From the Guidelines
Allopurinol should not be initiated during an acute gout attack because it can worsen or prolong the attack, and instead, acute gout should first be managed with anti-inflammatory medications such as colchicine, NSAIDs, or corticosteroids, as recommended by the 2020 American College of Rheumatology guideline for the management of gout 1.
Reasons for Not Initiating Allopurinol During Acute Gout
- Starting allopurinol during an acute flare can trigger the release of urate crystals from tissue deposits as serum uric acid levels begin to decrease, which can exacerbate inflammation and pain.
- The 2016 updated EULAR evidence-based recommendations for the management of gout suggest that acute flares of gout should be treated as early as possible with anti-inflammatory medications, and urate-lowering therapy (ULT) should be considered and discussed with every patient with a definite diagnosis of gout from the first presentation 1.
- The 2020 American College of Rheumatology guideline for the management of gout conditionally recommends starting ULT during the gout flare, but this should be done with caution and under the guidance of a healthcare professional 1.
Management of Acute Gout
- Acute gout should be managed with anti-inflammatory medications such as:
- Colchicine
- NSAIDs like naproxen or indomethacin
- Corticosteroids
- These medications can help reduce inflammation and pain associated with acute gout attacks.
- The choice of medication should be based on the presence of contraindications, the patient’s previous experience with treatments, time of initiation after flare onset, and the number and type of joint(s) involved 1.
Initiation of Allopurinol
- Allopurinol therapy should be initiated only after the acute attack has completely resolved, typically 1-2 weeks after inflammation subsides.
- When starting allopurinol, it should be introduced at a low dose (typically 100mg daily) and gradually increased to reach target uric acid levels below 6 mg/dL.
- To prevent flares during allopurinol initiation, prophylactic therapy with low-dose colchicine (0.6mg once or twice daily) or a low-dose NSAID is recommended for 3-6 months 1.
From the FDA Drug Label
An increase in acute attacks of gout has been reported during the early stages of administration of allopurinol tablets, even when normal or subnormal serum uric acid levels have been attained.
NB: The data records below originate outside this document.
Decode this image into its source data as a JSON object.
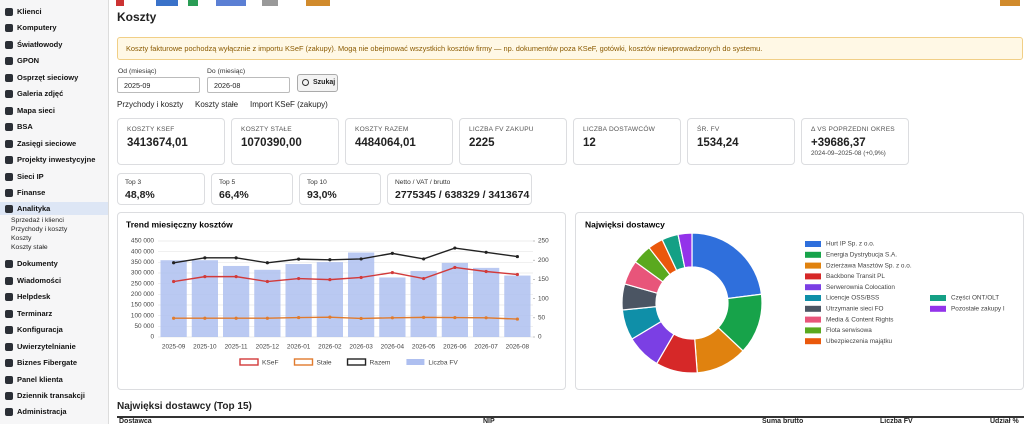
{
  "sidebar": {
    "items": [
      {
        "label": "Klienci"
      },
      {
        "label": "Komputery"
      },
      {
        "label": "Światłowody"
      },
      {
        "label": "GPON"
      },
      {
        "label": "Osprzęt sieciowy"
      },
      {
        "label": "Galeria zdjęć"
      },
      {
        "label": "Mapa sieci"
      },
      {
        "label": "BSA"
      },
      {
        "label": "Zasięgi sieciowe"
      },
      {
        "label": "Projekty inwestycyjne"
      },
      {
        "label": "Sieci IP"
      },
      {
        "label": "Finanse"
      },
      {
        "label": "Analityka",
        "sub": [
          "Sprzedaż i klienci",
          "Przychody i koszty",
          "Koszty",
          "Koszty stałe"
        ]
      },
      {
        "label": "Dokumenty"
      },
      {
        "label": "Wiadomości"
      },
      {
        "label": "Helpdesk"
      },
      {
        "label": "Terminarz"
      },
      {
        "label": "Konfiguracja"
      },
      {
        "label": "Uwierzytelnianie"
      },
      {
        "label": "Biznes Fibergate"
      },
      {
        "label": "Panel klienta"
      },
      {
        "label": "Dziennik transakcji"
      },
      {
        "label": "Administracja"
      }
    ]
  },
  "page": {
    "title": "Koszty",
    "notice": "Koszty fakturowe pochodzą wyłącznie z importu KSeF (zakupy). Mogą nie obejmować wszystkich kosztów firmy — np. dokumentów poza KSeF, gotówki, kosztów niewprowadzonych do systemu.",
    "form": {
      "from_label": "Od (miesiąc)",
      "from_value": "2025-09",
      "to_label": "Do (miesiąc)",
      "to_value": "2026-08",
      "button": "Szukaj"
    },
    "tabs": [
      "Przychody i koszty",
      "Koszty stałe",
      "Import KSeF (zakupy)"
    ],
    "kpis": [
      {
        "label": "KOSZTY KSEF",
        "value": "3413674,01"
      },
      {
        "label": "KOSZTY STAŁE",
        "value": "1070390,00"
      },
      {
        "label": "KOSZTY RAZEM",
        "value": "4484064,01"
      },
      {
        "label": "LICZBA FV ZAKUPU",
        "value": "2225"
      },
      {
        "label": "LICZBA DOSTAWCÓW",
        "value": "12"
      },
      {
        "label": "ŚR. FV",
        "value": "1534,24"
      },
      {
        "label": "Δ VS POPRZEDNI OKRES",
        "value": "+39686,37",
        "note": "2024-09–2025-08 (+0,9%)"
      }
    ],
    "stats": [
      {
        "label": "Top 3",
        "value": "48,8%"
      },
      {
        "label": "Top 5",
        "value": "66,4%"
      },
      {
        "label": "Top 10",
        "value": "93,0%"
      },
      {
        "label": "Netto / VAT / brutto",
        "value": "2775345 / 638329 / 3413674"
      }
    ],
    "table_title": "Najwięksi dostawcy (Top 15)",
    "table_headers": [
      "Dostawca",
      "NIP",
      "Suma brutto",
      "Liczba FV",
      "Udział %"
    ]
  },
  "chart_data": [
    {
      "type": "combo",
      "title": "Trend miesięczny kosztów",
      "categories": [
        "2025-09",
        "2025-10",
        "2025-11",
        "2025-12",
        "2026-01",
        "2026-02",
        "2026-03",
        "2026-04",
        "2026-05",
        "2026-06",
        "2026-07",
        "2026-08"
      ],
      "series": [
        {
          "name": "KSeF",
          "color": "#d23a3a",
          "mark": "line",
          "values": [
            260000,
            283000,
            283000,
            260000,
            274000,
            269000,
            279000,
            302000,
            274000,
            326000,
            307000,
            293000
          ]
        },
        {
          "name": "Stałe",
          "color": "#e07b2e",
          "mark": "line",
          "values": [
            88000,
            88000,
            88000,
            88000,
            91000,
            93000,
            87000,
            90000,
            92000,
            91000,
            90000,
            84000
          ]
        },
        {
          "name": "Razem",
          "color": "#222222",
          "mark": "line",
          "values": [
            348000,
            371000,
            371000,
            348000,
            365000,
            362000,
            366000,
            392000,
            366000,
            417000,
            397000,
            377000
          ]
        },
        {
          "name": "Liczba FV",
          "color": "#aebff0",
          "mark": "bar",
          "axis": "y2",
          "values": [
            200,
            200,
            185,
            175,
            190,
            195,
            220,
            155,
            172,
            193,
            180,
            160
          ]
        }
      ],
      "ylim": [
        0,
        450000
      ],
      "yticks": [
        0,
        {
          "value": 50000,
          "label": "50 000"
        },
        {
          "value": 100000,
          "label": "100 000"
        },
        {
          "value": 150000,
          "label": "150 000"
        },
        {
          "value": 200000,
          "label": "200 000"
        },
        {
          "value": 250000,
          "label": "250 000"
        },
        {
          "value": 300000,
          "label": "300 000"
        },
        {
          "value": 350000,
          "label": "350 000"
        },
        {
          "value": 400000,
          "label": "400 000"
        },
        {
          "value": 450000,
          "label": "450 000"
        }
      ],
      "y2lim": [
        0,
        250
      ],
      "y2ticks": [
        0,
        50,
        100,
        150,
        200,
        250
      ],
      "grid": true
    },
    {
      "type": "pie",
      "title": "Najwięksi dostawcy",
      "donut": true,
      "categories": [
        "Hurt IP Sp. z o.o.",
        "Energia Dystrybucja S.A.",
        "Dzierżawa Masztów Sp. z o.o.",
        "Backbone Transit PL",
        "Serwerownia Colocation",
        "Licencje OSS/BSS",
        "Utrzymanie sieci FO",
        "Media & Content Rights",
        "Flota serwisowa",
        "Ubezpieczenia majątku",
        "Części ONT/OLT",
        "Pozostałe zakupy I"
      ],
      "values": [
        23,
        14,
        11.8,
        9.6,
        8,
        7,
        6,
        5.6,
        4.5,
        3.5,
        3.8,
        3.2
      ],
      "colors": [
        "#2f6fdc",
        "#17a34a",
        "#e0820f",
        "#d62828",
        "#7b3fe4",
        "#0f8fa8",
        "#4b5563",
        "#e8557a",
        "#5aa91f",
        "#ea580c",
        "#14a085",
        "#9333ea"
      ]
    }
  ]
}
Past experience suggested that the most frequent event following the initiation of allopurinol treatment was an increase in acute attacks of gout (average 6% in early studies).
Allopurinol is not prescribed in acute gout because it can worsen the condition by increasing the frequency of acute attacks, at least in the early stages of treatment 2, 2.
- The exact mechanism is not fully understood, but it may be related to the mobilization of urates from tissue deposits, causing fluctuations in serum uric acid levels.
- It is recommended to start with a low dose of allopurinol and gradually increase it to minimize the risk of acute attacks 2.
From the Research
Reasons for Not Prescribing Allopurinol in Acute Gout
- Allopurinol is used to reduce concentrations of uric acid, but it is not typically used to treat acute gout attacks 3.
- The standard pharmacotherapies for gout flares include colchicine, NSAIDs, and oral or intramuscular corticosteroids, with IL-1 inhibitors as an option for flare refractory to standard therapies 4.
- Acute gout is traditionally treated with NSAIDs, corticosteroids, and colchicine, and there is no mention of allopurinol as a treatment option for acute gout in several studies 5, 6, 7.
- Prophylaxis of acute gout with NSAIDs, colchicine, or corticosteroids is recommended when initiating any urate-lowering therapy, such as allopurinol, to prevent acute gouty arthritis for a period of at least 6 months 7.
- Allopurinol is an effective treatment for reducing concentrations of uric acid, but it is not used to treat acute gout attacks, instead, it is used to prevent gout flares as part of urate-lowering therapy 3, 4.